Welches sind Ihrer Meinung nach die grössten Stärken und Schwächen im Schweizer Familienrecht?

Die grösste Stärke ist gleichzeitig auch die grösste Schwäche. Das Schweizer Rechtssystem im Allgemeinen und das Familienrecht im Speziellen setzt darauf, dem Gericht in vielen Fragen ein erhebliches Ermessen einzuräumen. Dies ist einerseits ein Vorteil, wenn es darum geht, flexibel individuelle Lösungen zu finden. Andererseits erfordert die Ausübung des gerichtlichen Ermessens auch eine viel höhere Begründungsdichte, was zu erheblichem Aufwand in der Beurteilung führt. Insbesondere hochstrittige Verfahren werden dadurch verzögert und dauern in Kombination mit der stets hohen Geschäftslast der Gerichte teils (zu) lange.   

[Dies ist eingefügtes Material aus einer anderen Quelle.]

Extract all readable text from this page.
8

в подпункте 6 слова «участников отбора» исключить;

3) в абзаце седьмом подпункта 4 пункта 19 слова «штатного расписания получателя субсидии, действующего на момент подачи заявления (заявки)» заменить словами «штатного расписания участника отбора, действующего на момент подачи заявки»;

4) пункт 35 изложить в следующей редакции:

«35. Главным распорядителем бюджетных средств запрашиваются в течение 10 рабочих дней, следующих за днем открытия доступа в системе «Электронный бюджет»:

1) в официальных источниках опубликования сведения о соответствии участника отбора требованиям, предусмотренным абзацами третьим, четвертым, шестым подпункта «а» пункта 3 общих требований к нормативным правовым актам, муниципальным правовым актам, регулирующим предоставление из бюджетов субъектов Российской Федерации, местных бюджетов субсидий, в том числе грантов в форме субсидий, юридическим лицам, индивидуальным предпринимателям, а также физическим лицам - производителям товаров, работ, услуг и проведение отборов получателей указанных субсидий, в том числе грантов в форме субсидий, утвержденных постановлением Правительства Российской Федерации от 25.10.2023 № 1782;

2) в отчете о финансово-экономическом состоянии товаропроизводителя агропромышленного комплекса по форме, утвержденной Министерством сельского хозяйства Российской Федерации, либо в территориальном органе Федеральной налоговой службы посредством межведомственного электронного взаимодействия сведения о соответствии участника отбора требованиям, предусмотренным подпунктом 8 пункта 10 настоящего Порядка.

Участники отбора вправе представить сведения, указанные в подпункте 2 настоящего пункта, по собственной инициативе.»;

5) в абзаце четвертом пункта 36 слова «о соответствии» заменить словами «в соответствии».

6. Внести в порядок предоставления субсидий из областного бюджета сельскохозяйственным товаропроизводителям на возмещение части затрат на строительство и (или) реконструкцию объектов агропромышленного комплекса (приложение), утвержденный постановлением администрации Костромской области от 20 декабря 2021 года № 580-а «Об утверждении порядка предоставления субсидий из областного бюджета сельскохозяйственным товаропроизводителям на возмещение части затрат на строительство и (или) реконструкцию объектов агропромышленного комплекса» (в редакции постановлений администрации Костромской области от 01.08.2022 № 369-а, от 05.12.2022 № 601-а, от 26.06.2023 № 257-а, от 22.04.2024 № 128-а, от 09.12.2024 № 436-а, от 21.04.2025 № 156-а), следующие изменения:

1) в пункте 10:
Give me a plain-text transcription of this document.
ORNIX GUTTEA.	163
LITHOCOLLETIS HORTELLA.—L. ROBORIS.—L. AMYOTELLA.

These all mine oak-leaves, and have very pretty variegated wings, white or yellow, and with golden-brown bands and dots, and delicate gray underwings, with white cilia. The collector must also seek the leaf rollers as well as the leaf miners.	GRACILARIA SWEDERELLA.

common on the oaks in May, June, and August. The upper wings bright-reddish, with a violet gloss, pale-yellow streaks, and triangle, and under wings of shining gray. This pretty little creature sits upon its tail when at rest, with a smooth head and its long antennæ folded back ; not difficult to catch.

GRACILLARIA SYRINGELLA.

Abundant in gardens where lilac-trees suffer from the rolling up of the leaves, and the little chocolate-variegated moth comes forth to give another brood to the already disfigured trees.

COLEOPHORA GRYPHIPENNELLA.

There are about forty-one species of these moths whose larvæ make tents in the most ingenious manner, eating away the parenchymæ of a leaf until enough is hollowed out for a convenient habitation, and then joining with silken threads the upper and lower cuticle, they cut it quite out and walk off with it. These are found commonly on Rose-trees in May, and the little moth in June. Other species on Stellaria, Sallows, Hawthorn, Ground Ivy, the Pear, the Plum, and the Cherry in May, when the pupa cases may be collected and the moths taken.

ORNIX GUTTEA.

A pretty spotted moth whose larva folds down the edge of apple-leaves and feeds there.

Welches ist Ihrer Meinung nach die grösste Herausforderung im Schweizer Familienrecht in den kommenden 10 Jahren?

Das Familienrecht hat in den letzten Jahren erhebliche Veränderungen erfahren. Die Praxis der kommenden Jahre wird weiterhin davon geprägt sein, diese gesetzlichen Anpassungen umzusetzen und Wege zu finden, sinnvoll damit umzugehen. Dabei darf nicht vergessen werden, dass die Entwicklung der Rechtsprechung Zeit braucht. Schliesslich hat man sich vor Augen zu halten, dass es in der Regel jeweils die hochstrittigen Fälle sind, die an das Bundesgericht gelangen, welches wiederum die Eckpfeiler definiert. Innerhalb der dadurch aufgestellten Leitplanken hat sich die Rechtsprechung der unteren Gerichte kontinuierlich zu entwickeln. Falsch erscheint mir dahingegen, aufgrund der vom Bundesgericht beurteilten Extremfälle und der begleitenden Medienberichterstattung in gesetzgeberischen Aktionismus zu verfallen. Denn – und dies sei hier abschliessend betont – in der ganz dominierenden Mehrheit der Fälle kommt es auch unter geltendem Recht und vor der ersten Instanz zu angemessen Lösungen.